The trust's board met Jan. 31 and decided not to accept or reject either of the two proposals it has received — Related's plan for an entertainment complex, with the playing fields moved to the roof, and a more modest plan built around a day camp.

A group of sports-league parents called the Pier 40 Partnership had submitted a third plan — not a formal proposal but a concept using tax-free bonds to maintain the pier without high-impact development.

The trust's board put off any decision until the end of March and said the three groups should work together.

A ribbon of waterfront from lower Manhattan to the Upper West Side, the Hudson River Park was created in 1998 by a state law intended to reclaim old piers and underused shoreline for recreational use.

The park is not yet completed, but some piers have been turned into playgrounds and sunbathing spots. There are paths for cyclists and joggers.
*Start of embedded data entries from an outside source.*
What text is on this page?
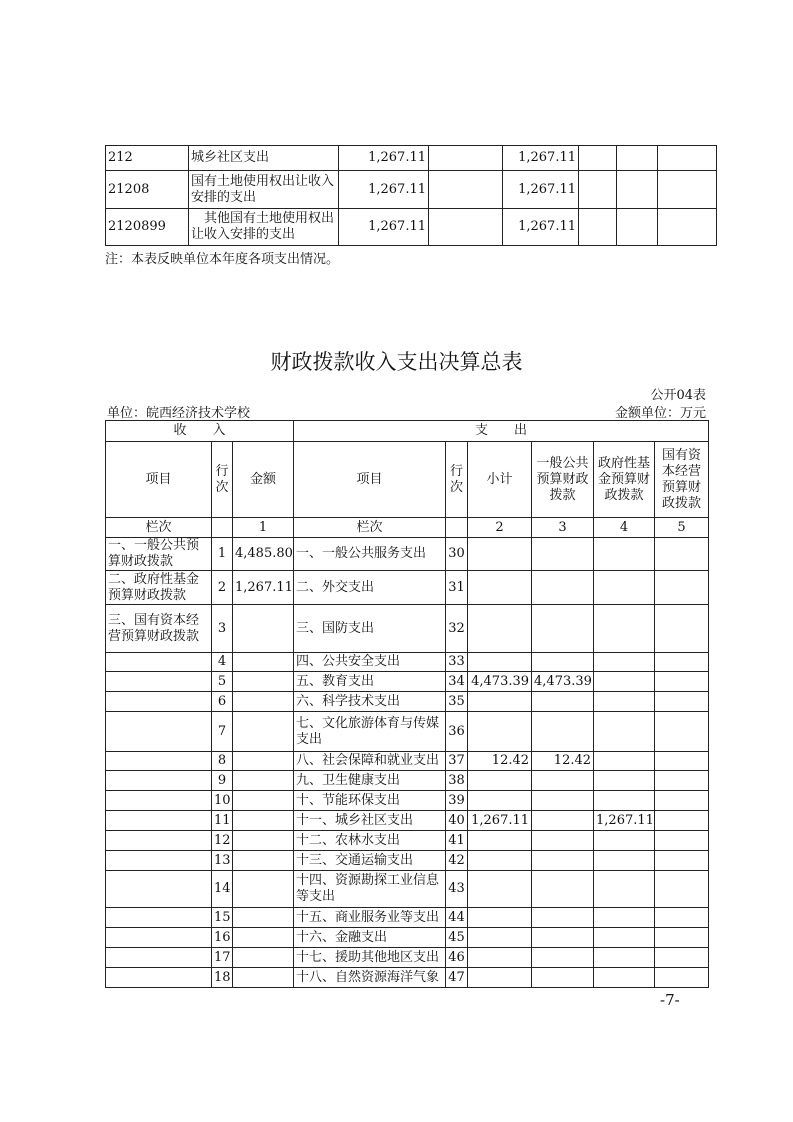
212	城乡社区支出	1,267.11		1,267.11			
21208	国有土地使用权出让收入安排的支出	1,267.11		1,267.11			
2120899	　其他国有土地使用权出让收入安排的支出	1,267.11		1,267.11			
注：本表反映单位本年度各项支出情况。
财政拨款收入支出决算总表
公开04表
单位：皖西经济技术学校	金额单位：万元
收　　入			支　　出					
项目	行次	金额	项目	行次	小计	一般公共预算财政拨款	政府性基金预算财政拨款	国有资本经营预算财政拨款
栏次		1	栏次		2	3	4	5
一、一般公共预算财政拨款	1	4,485.80	一、一般公共服务支出	30				
二、政府性基金预算财政拨款	2	1,267.11	二、外交支出	31				
三、国有资本经营预算财政拨款	3		三、国防支出	32				
	4		四、公共安全支出	33				
	5		五、教育支出	34	4,473.39	4,473.39		
	6		六、科学技术支出	35				
	7		七、文化旅游体育与传媒支出	36				
	8		八、社会保障和就业支出	37	12.42	12.42		
	9		九、卫生健康支出	38				
	10		十、节能环保支出	39				
	11		十一、城乡社区支出	40	1,267.11		1,267.11	
	12		十二、农林水支出	41				
	13		十三、交通运输支出	42				
	14		十四、资源勘探工业信息等支出	43				
	15		十五、商业服务业等支出	44				
	16		十六、金融支出	45				
	17		十七、援助其他地区支出	46				
	18		十八、自然资源海洋气象	47				
-7-
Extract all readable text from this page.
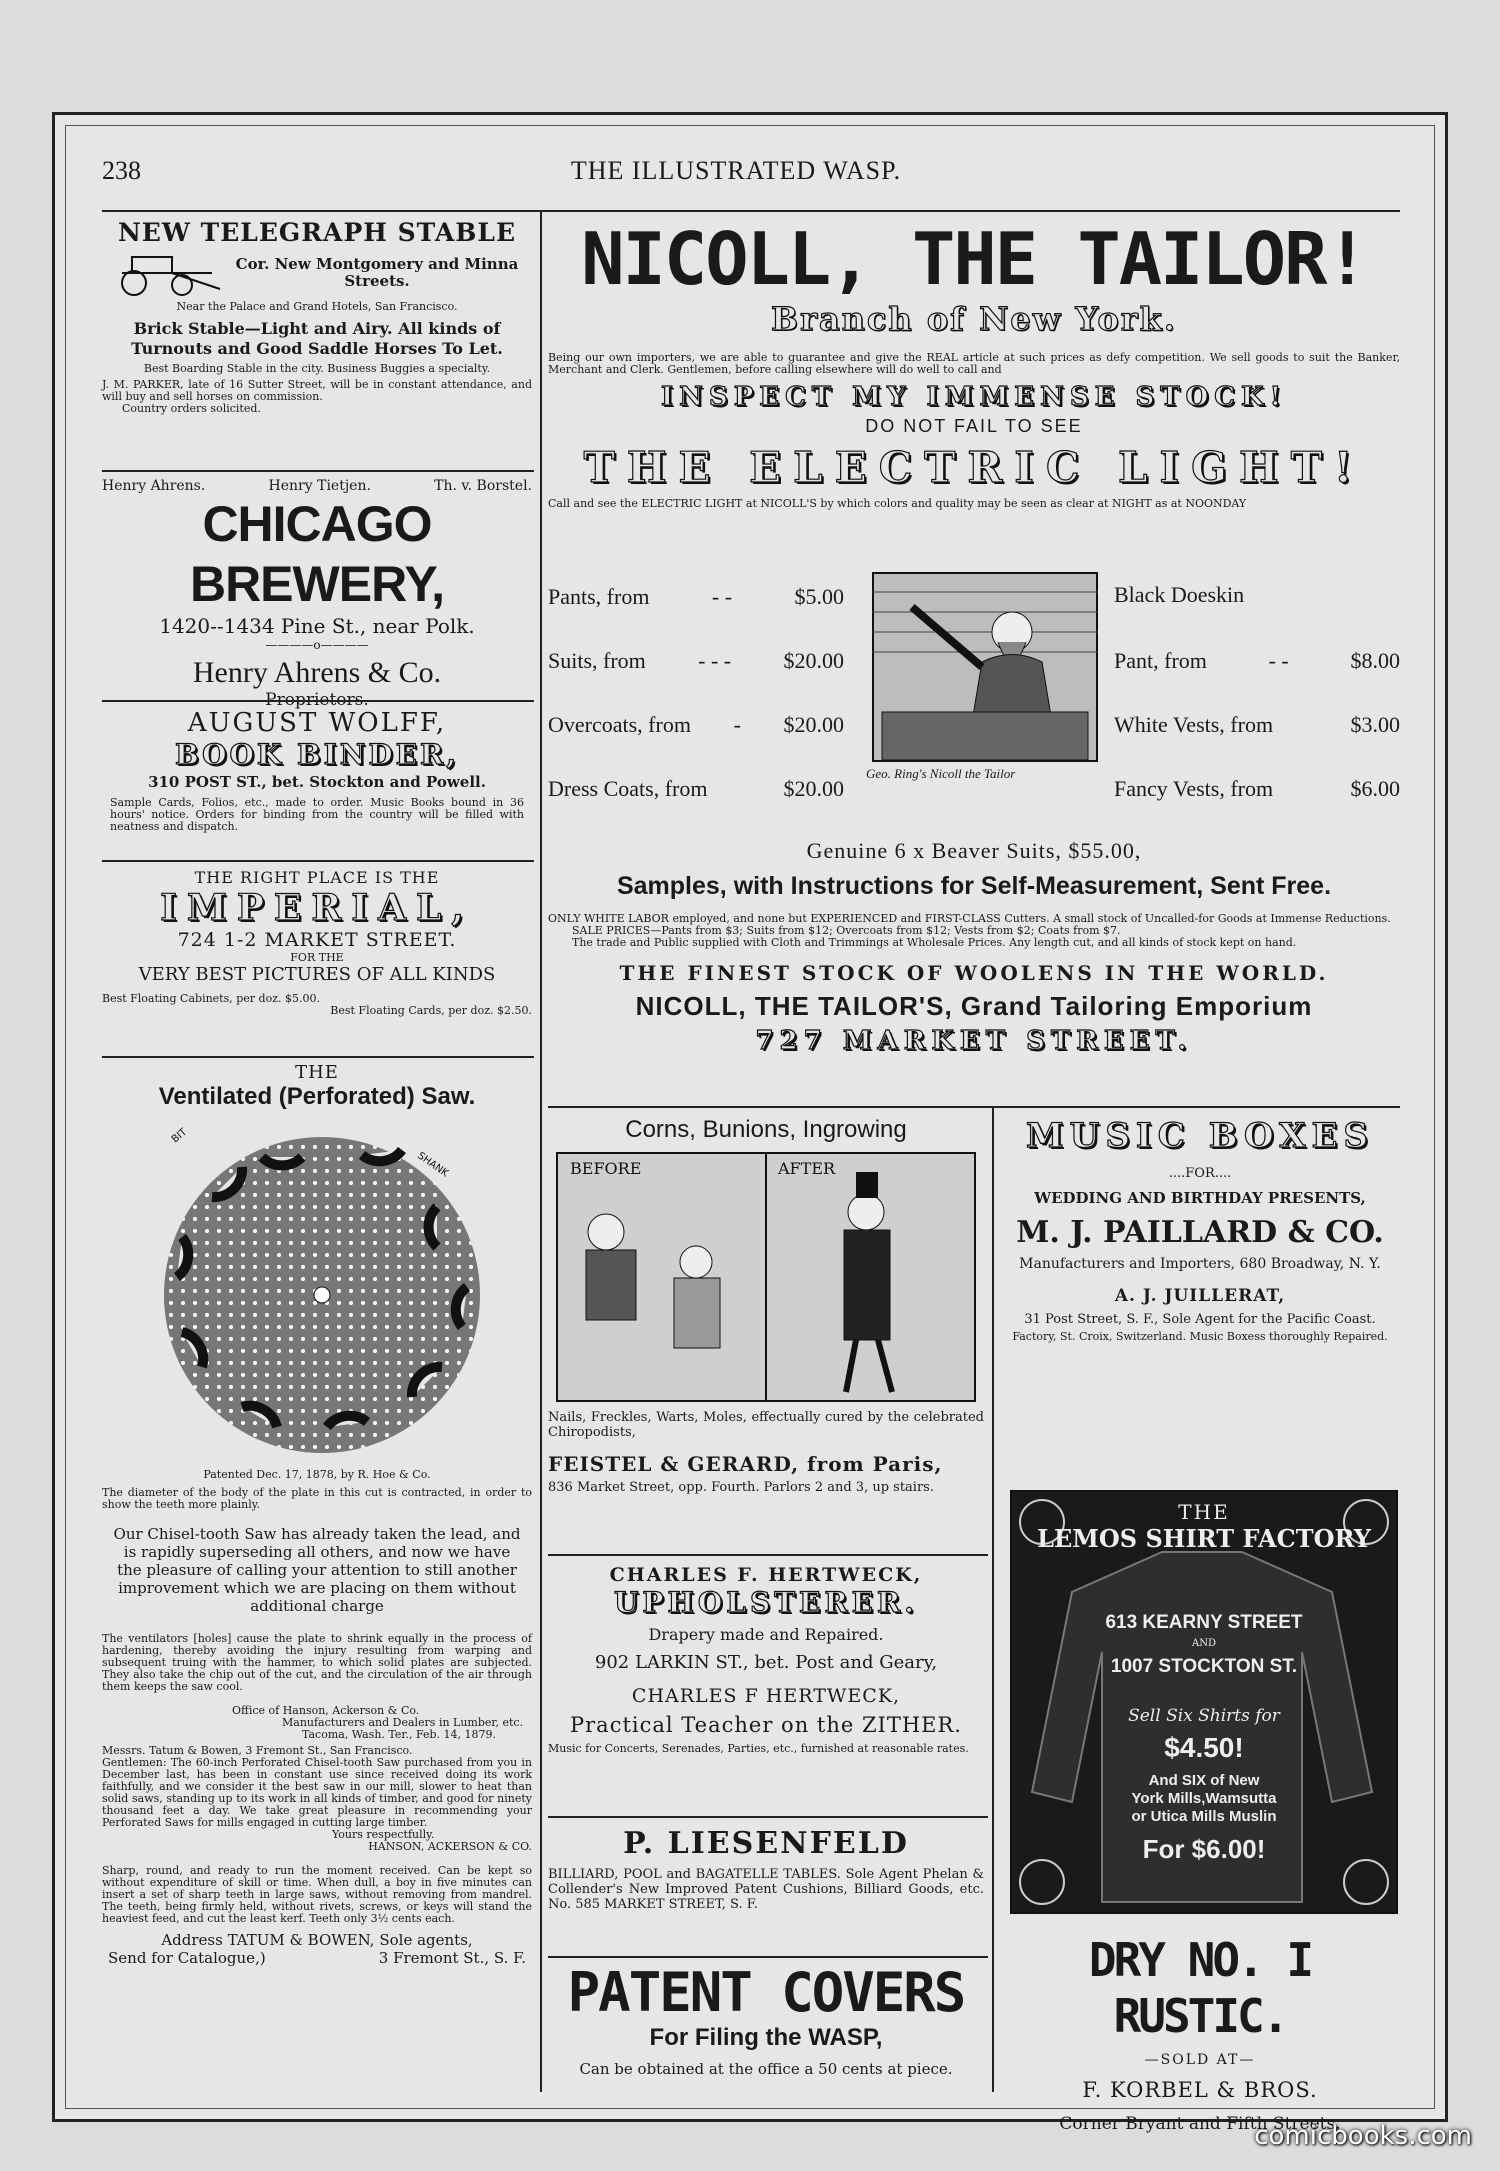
238	THE ILLUSTRATED WASP.
NEW TELEGRAPH STABLE
Cor. New Montgomery and Minna Streets.
Near the Palace and Grand Hotels, San Francisco.
Brick Stable—Light and Airy. All kinds of Turnouts and Good Saddle Horses To Let.
Best Boarding Stable in the city. Business Buggies a specialty.
J. M. PARKER, late of 16 Sutter Street, will be in constant attendance, and will buy and sell horses on commission.
Country orders solicited.
Henry Ahrens.	Henry Tietjen.	Th. v. Borstel.
CHICAGO BREWERY,
1420--1434 Pine St., near Polk.
————o————
Henry Ahrens & Co.
Proprietors.
AUGUST WOLFF,
BOOK BINDER,
310 POST ST., bet. Stockton and Powell.
Sample Cards, Folios, etc., made to order. Music Books bound in 36 hours' notice. Orders for binding from the country will be filled with neatness and dispatch.
THE RIGHT PLACE IS THE
IMPERIAL,
724 1-2 MARKET STREET.
FOR THE
VERY BEST PICTURES OF ALL KINDS
Best Floating Cabinets, per doz. $5.00.
Best Floating Cards, per doz. $2.50.
THE
Ventilated (Perforated) Saw.
BIT
SHANK
Patented Dec. 17, 1878, by R. Hoe & Co.
The diameter of the body of the plate in this cut is contracted, in order to show the teeth more plainly.
Our Chisel-tooth Saw has already taken the lead, and is rapidly superseding all others, and now we have the pleasure of calling your attention to still another improvement which we are placing on them without additional charge
The ventilators [holes] cause the plate to shrink equally in the process of hardening, thereby avoiding the injury resulting from warping and subsequent truing with the hammer, to which solid plates are subjected. They also take the chip out of the cut, and the circulation of the air through them keeps the saw cool.
Office of Hanson, Ackerson & Co.
Manufacturers and Dealers in Lumber, etc.
Tacoma, Wash. Ter., Feb. 14, 1879.
Messrs. Tatum & Bowen, 3 Fremont St., San Francisco.
Gentlemen: The 60-inch Perforated Chisel-tooth Saw purchased from you in December last, has been in constant use since received doing its work faithfully, and we consider it the best saw in our mill, slower to heat than solid saws, standing up to its work in all kinds of timber, and good for ninety thousand feet a day. We take great pleasure in recommending your Perforated Saws for mills engaged in cutting large timber.
Yours respectfully.
HANSON, ACKERSON & CO.
Sharp, round, and ready to run the moment received. Can be kept so without expenditure of skill or time. When dull, a boy in five minutes can insert a set of sharp teeth in large saws, without removing from mandrel. The teeth, being firmly held, without rivets, screws, or keys will stand the heaviest feed, and cut the least kerf. Teeth only 3½ cents each.
Address TATUM & BOWEN, Sole agents,
Send for Catalogue,)	3 Fremont St., S. F.
NICOLL, THE TAILOR!
Branch of New York.
Being our own importers, we are able to guarantee and give the REAL article at such prices as defy competition. We sell goods to suit the Banker, Merchant and Clerk. Gentlemen, before calling elsewhere will do well to call and
INSPECT MY IMMENSE STOCK!
DO NOT FAIL TO SEE
THE ELECTRIC LIGHT!
Call and see the ELECTRIC LIGHT at NICOLL'S by which colors and quality may be seen as clear at NIGHT as at NOONDAY
Pants, from	- -	$5.00
Suits, from - - - $20.00
Overcoats, from - $20.00
Dress Coats, from	$20.00
Geo. Ring's Nicoll the Tailor
Black Doeskin
Pant, from	- -	$8.00
White Vests, from	$3.00
Fancy Vests, from	$6.00
Genuine 6 x Beaver Suits, $55.00,
Samples, with Instructions for Self-Measurement, Sent Free.
ONLY WHITE LABOR employed, and none but EXPERIENCED and FIRST-CLASS Cutters. A small stock of Uncalled-for Goods at Immense Reductions.
SALE PRICES—Pants from $3; Suits from $12; Overcoats from $12; Vests from $2; Coats from $7.
The trade and Public supplied with Cloth and Trimmings at Wholesale Prices. Any length cut, and all kinds of stock kept on hand.
THE FINEST STOCK OF WOOLENS IN THE WORLD.
NICOLL, THE TAILOR'S, Grand Tailoring Emporium
727 MARKET STREET.
Corns, Bunions, Ingrowing
BEFORE	AFTER
Nails, Freckles, Warts, Moles, effectually cured by the celebrated Chiropodists,
FEISTEL & GERARD, from Paris,
836 Market Street, opp. Fourth. Parlors 2 and 3, up stairs.
CHARLES F. HERTWECK,
UPHOLSTERER.
Drapery made and Repaired.
902 LARKIN ST., bet. Post and Geary,
CHARLES F HERTWECK,
Practical Teacher on the ZITHER.
Music for Concerts, Serenades, Parties, etc., furnished at reasonable rates.
P. LIESENFELD
BILLIARD, POOL and BAGATELLE TABLES. Sole Agent Phelan & Collender's New Improved Patent Cushions, Billiard Goods, etc. No. 585 MARKET STREET, S. F.
PATENT COVERS
For Filing the WASP,
Can be obtained at the office a 50 cents at piece.
MUSIC BOXES
....FOR....
WEDDING AND BIRTHDAY PRESENTS,
M. J. PAILLARD & CO.
Manufacturers and Importers, 680 Broadway, N. Y.
A. J. JUILLERAT,
31 Post Street, S. F., Sole Agent for the Pacific Coast.
Factory, St. Croix, Switzerland. Music Boxess thoroughly Repaired.
THE
LEMOS SHIRT FACTORY
613 KEARNY STREET
AND
1007 STOCKTON ST.
Sell Six Shirts for
$4.50!
And SIX of New
York Mills,Wamsutta
or Utica Mills Muslin
For $6.00!
DRY NO. I RUSTIC.
—SOLD AT—
F. KORBEL & BROS.
Corner Bryant and Fifth Streets.
comicbooks.com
The Chelsea Piers sports complex some 20 blocks north of Pier 40 pays rent to the trust.

Under the law that created it, the Hudson River Park is supposed to support itself. Funds for upkeep are to be raised at commercial centers including Pier 40, which now generates $6 million a year from the parking garage.

The advantage of Related is that it is a large developer with enough money to shore up the pier, build its entertainment complex and pay the trust at least the same $6 million a year it receives now.

But Related would not commit to a 30-year lease, which is required by law, because it might not make back its investment by then. It wants a longer term.

Pier 40 sits at the western end of Houston Street straddling Greenwich Village and SoHo, neighborhoods that have been on the front lines of the preservation wars since they defeated Robert Moses' plan for an expressway through lower Manhattan in the 1960s.

Community residents call the Related proposal "Vegas on the Hudson." They question how sports fields would work on the roof of a movie theater and circus.

"The life of a neighborhood is at stake," said Irene Kaufman, one of hundreds who attended the trust's Jan. 31 meeting. "You can't have a commercial development paid for on the backs of children."

Taylor stressed in an interview that the pier needs money-making attractions.

"The problem is that the residents here and the Pier 40 Partnership don't want a lot of people on the pier," she said. "They just don't."

The second Pier 40 proposal is from a team headed by CampGroup, which runs summer day camps including one upstate that some New York City children are bused to. The CampGroup plan would feature a day camp for 1,000 kids charging $1,000 a week.

Richard Caccoppolo, a member of the partnership that would keep the playing fields where they are and raise money for the pier's upkeep through bond financing, said the trust should have thrown out the Related and CampGroup plans and started over.

Taylor compared the hostility to the Related proposal to the outrage that sank the New York Jets' plan for a West Side football stadium in 2005.

"We need the money," she said. "I don't understand why people are so leery of having private development come in and do things."